Many people just flat out don’t want mail from dynamic IP blocks. Stopping that mail slows down the spammers quite a bit. Many ISPs are already on board with this concept. They no longer allow their customers to sent mail out. These ISPs include Cox, Bellsouth, Earthlink, Mindspring, Verizon, Mediaone, and MSN.
I wonder who the intended audience is over at vnunet if this sort of article is actually informative. “Black-lists can backfire.” Thanks for the newsflash.
Right next to this article is a job posting for a Sysadmin with a Security Specialty in the Cayman Islands. Pay is $47k-58k. Unfortunately applications were due by June 23rd. I thought that was kind of funny. Out of date advice regarding blacklists and out of date job posting information. All available at vnunet.com.
ActiveX Security Change Released by Microsoft
Microsoft today released a configuration change that addresses the recent malicious attack against IE known as Download.Ject.
This configuration change disables an ActiveX control known as adodb.stream. Disallowing this functionality prevents an attacker from placing malicious code on a PC hard drive and will prevent the Download.Ject attack. It can be downloaded from www.microsoft.com/downloads/details.aspx?FamilyId=4D056748-C538-46F6-B7C8-2FBFD0D237E3&displaylang=en
In addition, KB article 870669, provides information to implement this change manually: http://support.microsoft.com/default.aspx?kbid=870669.
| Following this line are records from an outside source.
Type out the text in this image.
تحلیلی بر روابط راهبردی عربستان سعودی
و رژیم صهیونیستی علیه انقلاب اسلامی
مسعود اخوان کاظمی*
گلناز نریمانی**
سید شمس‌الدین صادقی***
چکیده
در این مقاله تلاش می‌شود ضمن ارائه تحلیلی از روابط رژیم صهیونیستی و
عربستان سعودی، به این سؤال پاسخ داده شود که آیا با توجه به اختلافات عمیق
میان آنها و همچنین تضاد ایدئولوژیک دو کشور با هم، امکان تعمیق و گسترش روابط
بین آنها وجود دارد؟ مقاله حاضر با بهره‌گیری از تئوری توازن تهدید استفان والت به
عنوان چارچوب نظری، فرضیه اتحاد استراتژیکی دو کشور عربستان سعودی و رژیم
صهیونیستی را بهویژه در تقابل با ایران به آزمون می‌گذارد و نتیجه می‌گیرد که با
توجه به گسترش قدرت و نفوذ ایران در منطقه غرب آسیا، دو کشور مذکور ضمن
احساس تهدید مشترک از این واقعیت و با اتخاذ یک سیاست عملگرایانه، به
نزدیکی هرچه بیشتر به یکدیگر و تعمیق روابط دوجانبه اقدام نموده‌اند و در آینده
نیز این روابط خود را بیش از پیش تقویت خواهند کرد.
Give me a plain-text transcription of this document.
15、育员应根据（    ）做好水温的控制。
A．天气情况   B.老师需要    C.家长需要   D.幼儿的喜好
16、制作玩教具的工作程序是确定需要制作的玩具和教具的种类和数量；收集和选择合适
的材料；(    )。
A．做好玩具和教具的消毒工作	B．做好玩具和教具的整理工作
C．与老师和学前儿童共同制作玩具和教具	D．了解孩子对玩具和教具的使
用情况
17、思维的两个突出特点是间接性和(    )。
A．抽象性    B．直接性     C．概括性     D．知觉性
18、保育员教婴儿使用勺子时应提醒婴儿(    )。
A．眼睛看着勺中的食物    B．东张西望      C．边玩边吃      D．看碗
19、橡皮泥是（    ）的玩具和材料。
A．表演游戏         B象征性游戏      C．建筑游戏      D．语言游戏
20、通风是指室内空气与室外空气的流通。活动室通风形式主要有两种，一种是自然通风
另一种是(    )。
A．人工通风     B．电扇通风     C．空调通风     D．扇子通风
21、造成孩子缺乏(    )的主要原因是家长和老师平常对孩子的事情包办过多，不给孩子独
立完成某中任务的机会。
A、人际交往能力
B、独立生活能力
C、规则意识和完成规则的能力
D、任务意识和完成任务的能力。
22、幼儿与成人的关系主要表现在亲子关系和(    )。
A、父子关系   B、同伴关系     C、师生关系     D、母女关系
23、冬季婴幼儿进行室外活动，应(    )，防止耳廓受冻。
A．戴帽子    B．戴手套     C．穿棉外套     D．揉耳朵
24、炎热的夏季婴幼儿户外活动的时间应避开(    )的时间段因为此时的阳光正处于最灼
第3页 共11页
This change has the potential to effect legit apps that use ADODB.Stream functionality. The KB article does show how to role back the change if you find that it effects your corporate applications.
For more information on the Download.Ject attack: http://www.microsoft.com/downloadject.
Comcast’s smtp disconnects ineffective
Back on May 24th I wrote about Comcasts plan to combat spam originating on its network. Comcast reported that they planned to terminate the ability of some users to send mail out via port 25. Unlike Cox Communications who turned off port 25 for all customers forcing them to use Cox’s SMTP server, Comcast only did this to users who appeared to be used to send high amounts of spam.
News.com reports that spam from Comcast has dropped 35 percent since that time.
The news.com article played it evenly, but I felt that Comcast was trying to trumpet this as a great victory. To my way of thinking that it only dropped 35% shows that targeted disconnects are effective or aren’t being done aggressively enough. Comcast should just do what the other major providers have done already. Cut off port 25 to all. That will stop 100% of the Comcast spam, not just 35% of it. If they want to be nice, they can then turn 25 back on for the people who really need it.
As a disclaimer, my ability to send mail outbound not using Cox’s server has been cut off by Cox. At the time, I didn’t like it. But now, I think its just good internet citizenship. Too many trojaned home systems are spewing forth spam. Its got to stop.